Many experienced bettors use half Kelly (multiply the result by 0.5). In the example above, you would stake 4.17% instead of 8.33%. This reduces variance substantially while still capturing most of the long-term growth benefit. Research shows that half Kelly achieves roughly 75% of the growth rate with significantly smoother results.

Quarter Kelly

Even more conservative. Useful if your probability estimates are uncertain or if you are betting on a large number of events simultaneously. Quarter Kelly keeps drawdowns small and is easier to stick with psychologically.

Why the Kelly Criterion Works

  • It sizes bets proportionally to your edge. Bigger edge means bigger stake, smaller edge means smaller stake.
  • It prevents ruin. The formula never recommends staking your entire bankroll because the fraction is always less than 1.
  • It accounts for odds. Two bets with the same probability but different odds will get different stake sizes.
  • It forces discipline. You only bet when the formula returns a positive number, which means you need a genuine edge.

Common Mistakes with Kelly

  • Overestimating your edge. The formula is only as good as your probability estimates. If you think a bet has a 50% chance of winning but it is really 42%, full Kelly will tell you to over-stake.
  • Using full Kelly without the bankroll or temperament for it. The swings can be brutal. A losing streak of 5-10 bets at full Kelly can cut your bankroll in half.
  • Ignoring correlated bets. Kelly assumes each bet is independent. If you are betting on multiple outcomes in the same match, you need to adjust.
  • Not updating your bankroll. Kelly stakes should be recalculated based on your current bankroll, not your starting bankroll.

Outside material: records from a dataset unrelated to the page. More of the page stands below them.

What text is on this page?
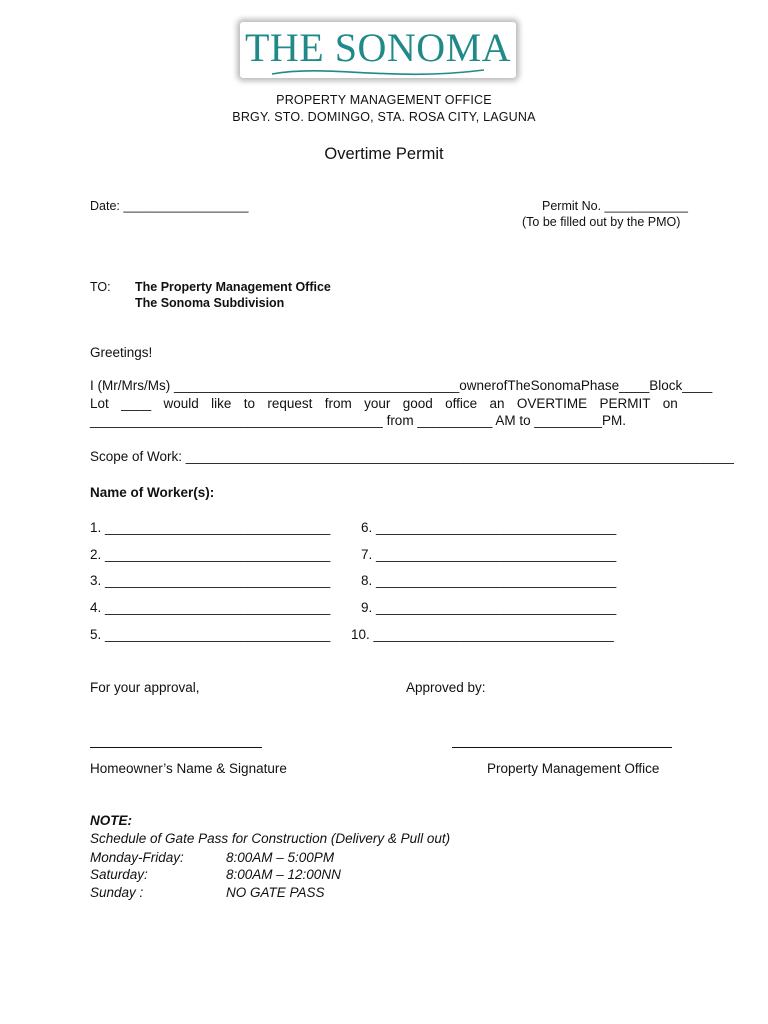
THE SONOMA
PROPERTY MANAGEMENT OFFICE
BRGY. STO. DOMINGO, STA. ROSA CITY, LAGUNA
Overtime Permit
Date: __________________	Permit No. ____________
(To be filled out by the PMO)
TO: The Property Management Office
The Sonoma Subdivision
Greetings!
I (Mr/Mrs/Ms) ______________________________________ owner of The Sonoma Phase ____ Block ____
Lot ____ would like to request from your good office an OVERTIME PERMIT on
_______________________________________ from __________ AM to _________PM.
Scope of Work: _________________________________________________________________________
Name of Worker(s):
1. ______________________________
2. ______________________________
3. ______________________________
4. ______________________________
5. ______________________________
6. ________________________________
7. ________________________________
8. ________________________________
9. ________________________________
10. ________________________________
For your approval,	Approved by:
Homeowner’s Name & Signature	Property Management Office
NOTE:
Schedule of Gate Pass for Construction (Delivery & Pull out)
Monday-Friday:	8:00AM – 5:00PM
Saturday:	8:00AM – 12:00NN
Sunday :	NO GATE PASS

Combining Kelly with Value Betting

The Kelly Criterion is most powerful when paired with a reliable way to identify value bets. Value exists when the true probability of an outcome is higher than what the odds imply. OddsNotifier's EV Scanner calculates expected value across 250+ bookmakers, showing you exactly where the market is offering odds that exceed the true probability.

Once you have identified a positive EV bet, you can plug the probability estimate and odds into the Kelly formula to determine your stake size. This two-step process gives you a complete betting system: first find the edge, then size the bet correctly.

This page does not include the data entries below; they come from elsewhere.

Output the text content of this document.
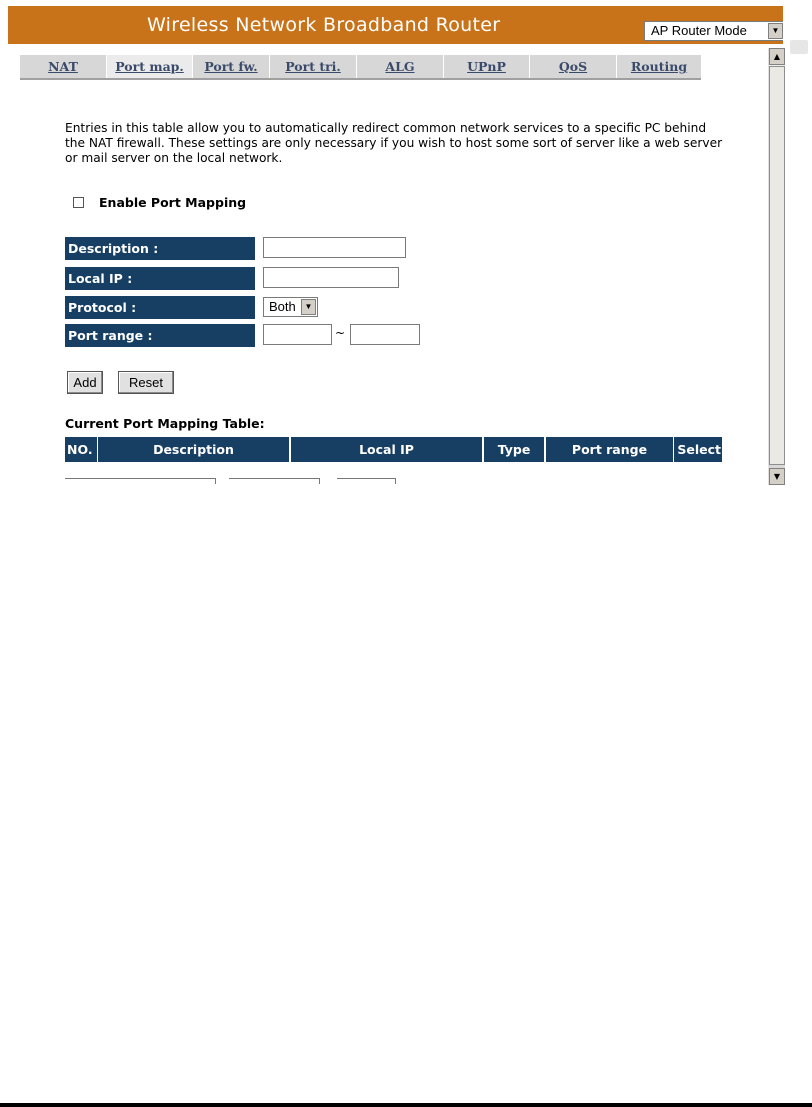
Wireless Network Broadband Router	AP Router Mode	▼
▲
▼
NAT	Port map.	Port fw.	Port tri.	ALG	UPnP	QoS	Routing
Entries in this table allow you to automatically redirect common network services to a specific PC behind the NAT firewall. These settings are only necessary if you wish to host some sort of server like a web server or mail server on the local network.
Enable Port Mapping
Description :
Local IP :
Protocol :	Both	▼
Port range :	~
Add	Reset
Current Port Mapping Table:
NO.	Description	Local IP	Type	Port range	Select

You can also use OddsNotifier's free tools to compare odds and spot value manually, then apply Kelly to those selections.

Practical Tips for Using Kelly

  • Start with quarter or half Kelly until you trust your probability estimates.
  • Keep a detailed record of your bets and actual win rates. Compare them to your predictions over at least 500 bets.
  • Set a maximum stake cap (e.g., 5% of bankroll) regardless of what the formula says. This protects against estimation errors.
  • Recalculate your bankroll after every session. Kelly is designed to work with your current bankroll, not a fixed number.
  • Accept that Kelly is a long-term strategy. Short-term results will vary. The edge shows up over hundreds of bets, not dozens.

Wrapping Up

The Kelly Criterion gives you a mathematically sound way to size your bets based on your actual edge. Whether you use full Kelly, half Kelly, or quarter Kelly depends on your risk tolerance and how confident you are in your probability estimates.

The formula is straightforward, but getting it right depends on having accurate probability estimates and consistent odds comparison. Combine Kelly staking with positive expected value bets, and you have a framework for steady, sustainable bankroll growth over the long run.